Your browser does not support the video tag.
When a person appears in front of the camera:
- MediaPipe Pose detects 33 body landmarks in real time.
- A full-body skeleton is drawn on the video frame.
- Key joints such as shoulders, elbows, wrists, hips, knees, and ankles are connected with lines.
As the person moves:
- The skeletal keypoints follow the body motion smoothly.
- The skeleton updates continuously in real time.
If background segmentation is enabled (enable_segmentation=True), the model internally computes a segmentation mask, although in this example only the skeleton is displayed.

If no person is detected, the program simply shows the normal camera feed without annotations.

Press q to exit the program.
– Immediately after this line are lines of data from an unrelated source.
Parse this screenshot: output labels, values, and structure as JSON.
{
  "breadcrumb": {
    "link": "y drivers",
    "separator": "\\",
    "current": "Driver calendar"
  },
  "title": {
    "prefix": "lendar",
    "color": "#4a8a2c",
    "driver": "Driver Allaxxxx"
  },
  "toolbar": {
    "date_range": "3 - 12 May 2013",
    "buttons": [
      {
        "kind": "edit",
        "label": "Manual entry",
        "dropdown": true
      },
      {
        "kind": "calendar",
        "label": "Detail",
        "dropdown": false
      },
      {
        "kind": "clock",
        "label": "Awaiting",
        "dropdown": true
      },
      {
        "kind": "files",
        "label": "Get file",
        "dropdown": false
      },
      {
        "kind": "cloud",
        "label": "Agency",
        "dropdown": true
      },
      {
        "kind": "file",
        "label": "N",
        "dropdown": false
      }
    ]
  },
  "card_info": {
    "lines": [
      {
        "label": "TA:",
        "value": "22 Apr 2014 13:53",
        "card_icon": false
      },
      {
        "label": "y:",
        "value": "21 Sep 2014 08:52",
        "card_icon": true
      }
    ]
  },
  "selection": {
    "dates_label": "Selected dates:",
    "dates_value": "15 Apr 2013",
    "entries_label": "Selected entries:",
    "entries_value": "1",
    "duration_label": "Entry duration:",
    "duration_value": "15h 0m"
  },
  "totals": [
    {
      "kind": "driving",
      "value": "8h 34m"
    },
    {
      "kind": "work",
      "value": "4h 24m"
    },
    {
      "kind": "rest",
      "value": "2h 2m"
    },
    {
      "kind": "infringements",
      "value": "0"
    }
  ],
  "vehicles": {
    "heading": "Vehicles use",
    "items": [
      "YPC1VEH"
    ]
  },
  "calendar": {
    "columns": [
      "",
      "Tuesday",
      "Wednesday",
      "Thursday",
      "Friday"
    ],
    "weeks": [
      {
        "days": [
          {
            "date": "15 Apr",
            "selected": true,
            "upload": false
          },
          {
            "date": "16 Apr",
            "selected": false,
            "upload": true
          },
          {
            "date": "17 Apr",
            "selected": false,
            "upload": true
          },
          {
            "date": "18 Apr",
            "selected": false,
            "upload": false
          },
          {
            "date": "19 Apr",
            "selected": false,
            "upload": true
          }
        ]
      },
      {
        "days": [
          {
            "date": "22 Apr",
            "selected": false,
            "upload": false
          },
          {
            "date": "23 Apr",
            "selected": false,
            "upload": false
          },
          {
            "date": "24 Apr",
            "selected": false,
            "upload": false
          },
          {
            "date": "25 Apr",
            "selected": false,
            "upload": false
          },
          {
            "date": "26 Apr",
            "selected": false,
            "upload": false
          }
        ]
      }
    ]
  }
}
The camera stops and the OpenCV window closes automatically.

4. Complete Code

Here is a basic human pose detection program:

from picamera2 import Picamera2, Preview
import cv2
import mediapipe.python.solutions.pose as mp_pose
import mediapipe.python.solutions.drawing_utils as drawing
import mediapipe.python.solutions.drawing_styles as drawing_styles

# Initialize the Pose model
pose = mp_pose.Pose(
    static_image_mode=False,  # False for processing video streams
    model_complexity=2,       # 0~2, higher is more accurate
    enable_segmentation=True, # Enable background segmentation (optional)
)

# Open the camera
picam2 = Picamera2()
config = picam2.create_preview_configuration(
   main={"size": (640, 480), "format": "XRGB8888"} ,
)
picam2.configure(config)
picam2.start()

print("Streaming... press 'q' to quit")

while True:
   frame_bgra = picam2.capture_array()
   frame_bgr  = cv2.cvtColor(frame_bgra, cv2.COLOR_BGRA2BGR)
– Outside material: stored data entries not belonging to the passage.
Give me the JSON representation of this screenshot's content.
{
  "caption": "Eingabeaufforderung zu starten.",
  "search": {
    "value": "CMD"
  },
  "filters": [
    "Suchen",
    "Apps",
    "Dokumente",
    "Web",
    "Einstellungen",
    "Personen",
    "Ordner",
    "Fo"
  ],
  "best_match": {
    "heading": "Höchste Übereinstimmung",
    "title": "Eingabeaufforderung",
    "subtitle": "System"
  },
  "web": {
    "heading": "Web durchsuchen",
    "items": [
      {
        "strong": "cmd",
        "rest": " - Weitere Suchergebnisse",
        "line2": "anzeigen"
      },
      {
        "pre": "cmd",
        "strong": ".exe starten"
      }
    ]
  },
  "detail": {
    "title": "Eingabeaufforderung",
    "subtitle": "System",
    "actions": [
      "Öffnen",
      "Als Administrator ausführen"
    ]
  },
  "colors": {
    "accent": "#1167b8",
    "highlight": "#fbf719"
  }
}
   # Convert BGR to RGB (required by MediaPipe)
   frame_rgb = cv2.cvtColor(frame_bgr, cv2.COLOR_BGR2RGB)

   # Pose detection
   results = pose.process(frame_rgb)

   # Convert RGB back to BGR (required by OpenCV)
   frame = cv2.cvtColor(frame_rgb, cv2.COLOR_RGB2BGR)
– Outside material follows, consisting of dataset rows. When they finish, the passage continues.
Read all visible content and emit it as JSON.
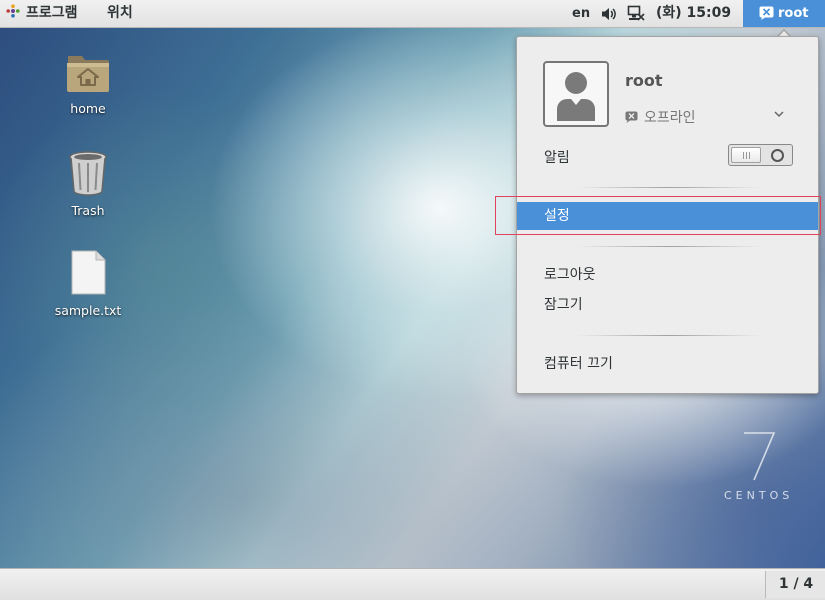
{
  "top_bar": {
    "applications_label": "프로그램",
    "places_label": "위치",
    "keyboard_layout": "en",
    "clock": "(화) 15:09",
    "user_label": "root"
  },
  "desktop": {
    "icons": [
      {
        "label": "home",
        "icon": "folder-home-icon"
      },
      {
        "label": "Trash",
        "icon": "trash-icon"
      },
      {
        "label": "sample.txt",
        "icon": "text-file-icon"
      }
    ],
    "wallpaper_logo_number": "7",
    "wallpaper_logo_text": "CENTOS"
  },
  "user_menu": {
    "user_name": "root",
    "presence_status": "오프라인",
    "notifications_label": "알림",
    "notifications_enabled": false,
    "items": {
      "settings": "설정",
      "logout": "로그아웃",
      "lock": "잠그기",
      "power_off": "컴퓨터 끄기"
    },
    "selected_item": "settings"
  },
  "bottom_bar": {
    "workspace_indicator": "1 / 4"
  },
  "colors": {
    "accent": "#4a90d9",
    "highlight_border": "#e0435a",
    "panel_bg": "#ededed"
  }
}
   # If human body is detected, draw skeleton
   if results.pose_landmarks:
      drawing.draw_landmarks(
         frame,
         results.pose_landmarks,
         mp_pose.POSE_CONNECTIONS,
         landmark_drawing_spec=drawing_styles.get_default_pose_landmarks_style(),
      )

   cv2.imshow("Show Video", frame)

   if cv2.waitKey(1) & 0xff == ord('q'):
      break

picam2.stop_preview()
picam2.stop()
cv2.destroyAllWindows()

After running the program, the camera feed will display a real-time human skeleton, including:

33 keypoints
Skeleton connection lines
Skeleton follows movement when the person moves

5. Code Explanation

1. Import Libraries

from picamera2 import Picamera2, Preview
import cv2
import mediapipe.python.solutions.pose as mp_pose
import mediapipe.python.solutions.drawing_utils as drawing
import mediapipe.python.solutions.drawing_styles as drawing_styles

Picamera2 Controls the Raspberry Pi camera, based on libcamera.
cv2 (OpenCV) Used for image color space conversion (BGR↔RGB), display windows, drawing graphics.
mediapipe.python.solutions.pose MediaPipe’s Pose model, which can detect 33 full-body keypoints (head, shoulders, elbows, knees, etc.), and can return segmentation masks (human vs. background).
drawing_utils / drawing_styles MediaPipe’s built-in drawing tools and style definitions, used for drawing keypoints and skeleton lines.

2. Initialize Pose Model

pose = mp_pose.Pose(
    static_image_mode=False,  # Continuous video mode
    model_complexity=1,
    enable_segmentation=True,
)

static_image_mode=False: Indicates the input is a continuous video stream, not a single image. Tracks after initial detection for faster speed. Usually set to False.
model_complexity=1: Model complexity, 0=light, 1=medium, 2=high accuracy (slower). Set to 1 or 2 if Raspberry Pi performance allows.
enable_segmentation=True: Outputs human segmentation mask, can distinguish foreground person from background. When True, enables effects like background replacement, chroma keying. This usage will be explained in subsequent documentation: 9. Green Screen

MediaPipe Pose returns a result structure including:

pose_landmarks: 33 keypoints;
pose_world_landmarks: 3D world coordinates;
segmentation_mask: Human segmentation map.

3. Open Camera

picam2 = Picamera2()
config = picam2.create_preview_configuration(
   main={"size": (640, 480), "format": "XRGB8888"} ,
)

picam2.configure(config)
#picam2.start_preview(Preview.QTGL)
picam2.start()

Create camera object Picamera2()
Set resolution 640x480, pixel format "XRGB8888" (4-channel BGRA). This format has the best compatibility with OpenCV, eliminating decoding steps.
Start the camera.

Optional: picam2.start_preview(Preview.QTGL) can display the video stream window directly on the GPU; commented out here, using OpenCV’s imshow() instead.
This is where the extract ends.